In studies between casein and whey, findings generally revolve around rates of digestion. One such study evaluated the release of amino acids after protein consumption, which would suggest greater availability for muscle protein synthesis and anabolic states.

In this study, one group was administered whey protein and one group was administered the amino-acid-equivalent dose of casein protein. The whey consumers displayed a quick release of amino acids at 100 minutes after consumption, but by 300 minutes the amino acid levels had returned to baseline. Alternatively, the casein group displayed a slower release of amino acid content, but their amino acid concentrations remained elevated at 100 minutes and 300 minutes. Overall, whey protein increased protein synthesis by a whopping 68% while casein increased protein synthesis by 31%. Over the course of the experiment, casein increased leucine levels across the body more than whey protein.
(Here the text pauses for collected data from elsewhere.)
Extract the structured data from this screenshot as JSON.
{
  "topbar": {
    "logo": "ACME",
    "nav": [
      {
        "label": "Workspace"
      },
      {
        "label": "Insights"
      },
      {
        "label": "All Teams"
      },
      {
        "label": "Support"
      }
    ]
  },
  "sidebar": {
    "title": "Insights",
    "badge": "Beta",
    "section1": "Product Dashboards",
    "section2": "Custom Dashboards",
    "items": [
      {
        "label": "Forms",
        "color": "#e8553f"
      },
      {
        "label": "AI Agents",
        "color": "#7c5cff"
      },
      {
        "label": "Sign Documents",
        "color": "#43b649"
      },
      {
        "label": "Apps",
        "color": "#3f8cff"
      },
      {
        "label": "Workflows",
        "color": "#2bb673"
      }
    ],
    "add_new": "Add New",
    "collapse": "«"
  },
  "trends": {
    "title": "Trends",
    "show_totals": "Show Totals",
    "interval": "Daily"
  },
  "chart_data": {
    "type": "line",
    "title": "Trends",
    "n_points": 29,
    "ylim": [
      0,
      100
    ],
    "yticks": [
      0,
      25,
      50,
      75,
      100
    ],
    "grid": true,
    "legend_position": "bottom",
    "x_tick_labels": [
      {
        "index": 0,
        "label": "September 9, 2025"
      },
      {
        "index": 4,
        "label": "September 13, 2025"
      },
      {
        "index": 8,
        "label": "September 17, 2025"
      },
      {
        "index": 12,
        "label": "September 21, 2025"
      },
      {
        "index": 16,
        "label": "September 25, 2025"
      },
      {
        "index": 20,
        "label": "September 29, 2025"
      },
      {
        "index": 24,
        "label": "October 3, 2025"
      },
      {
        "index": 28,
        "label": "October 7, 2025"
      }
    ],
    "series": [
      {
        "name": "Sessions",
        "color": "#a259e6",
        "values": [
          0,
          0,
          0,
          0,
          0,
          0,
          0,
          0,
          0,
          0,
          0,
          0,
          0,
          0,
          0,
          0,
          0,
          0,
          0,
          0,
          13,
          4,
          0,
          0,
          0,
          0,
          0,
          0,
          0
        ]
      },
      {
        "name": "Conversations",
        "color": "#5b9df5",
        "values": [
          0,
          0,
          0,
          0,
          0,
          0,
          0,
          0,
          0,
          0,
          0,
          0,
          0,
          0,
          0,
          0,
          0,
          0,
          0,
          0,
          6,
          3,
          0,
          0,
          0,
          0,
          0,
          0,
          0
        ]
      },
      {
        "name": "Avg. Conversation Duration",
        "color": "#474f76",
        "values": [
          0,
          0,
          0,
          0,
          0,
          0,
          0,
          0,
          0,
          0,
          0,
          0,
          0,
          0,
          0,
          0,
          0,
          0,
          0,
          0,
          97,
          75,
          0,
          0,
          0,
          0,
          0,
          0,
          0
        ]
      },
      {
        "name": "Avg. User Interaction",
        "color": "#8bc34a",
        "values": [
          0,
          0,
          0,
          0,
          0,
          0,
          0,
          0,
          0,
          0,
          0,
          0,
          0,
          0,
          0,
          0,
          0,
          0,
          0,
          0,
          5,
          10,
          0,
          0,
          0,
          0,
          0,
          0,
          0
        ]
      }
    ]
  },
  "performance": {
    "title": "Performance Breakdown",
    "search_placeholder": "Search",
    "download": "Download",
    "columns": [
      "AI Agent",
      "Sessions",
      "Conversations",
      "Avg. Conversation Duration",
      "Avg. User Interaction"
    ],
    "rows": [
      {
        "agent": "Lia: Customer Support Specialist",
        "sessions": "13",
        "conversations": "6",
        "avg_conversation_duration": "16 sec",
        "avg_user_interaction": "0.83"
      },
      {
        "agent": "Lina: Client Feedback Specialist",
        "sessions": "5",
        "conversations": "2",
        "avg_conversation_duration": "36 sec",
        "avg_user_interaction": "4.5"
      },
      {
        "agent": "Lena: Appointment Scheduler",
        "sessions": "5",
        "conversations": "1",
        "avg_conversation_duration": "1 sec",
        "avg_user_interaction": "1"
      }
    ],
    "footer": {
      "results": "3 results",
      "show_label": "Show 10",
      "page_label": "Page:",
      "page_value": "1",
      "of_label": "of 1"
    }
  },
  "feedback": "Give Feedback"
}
Using some creativity, an athlete might be able to strategically apply these findings to day-to-day fueling. If you are finishing a workout, a quick bolus of available amino acids is highly desirable. In this case, whey protein is a suitable option. To maintain anabolic states, muscle protein synthesis must continue past the 100 minute mark. In order to support the sustained states of muscle-building, athletes may find casein as an effective protein stack to whey isolates or high quality whey concentrates. [1-3]


  1. Hoffman JR, Falvo MJ. Protein - Which is Best?. J Sports Sci Med. 2004;3(3):118-130. Published 2004 Sep 1.
  2. Wilson, J., Wilson, G.J. Contemporary Issues in Protein Requirements and Consumption for Resistance Trained Athletes. J Int Soc Sports Nutr 3, 7 (2006). https://doi.org/10.1186/1550-2783-3-1-7
  3. Boirie et al. Slow and fast dietary proteins differently modulate postprandial protein accretion. Proceedings of the National Academy of Sciences. 1997.
  4. Adamson, N. Chapter 15 Whey Processing. The Dairy Processing Handbook. 2015.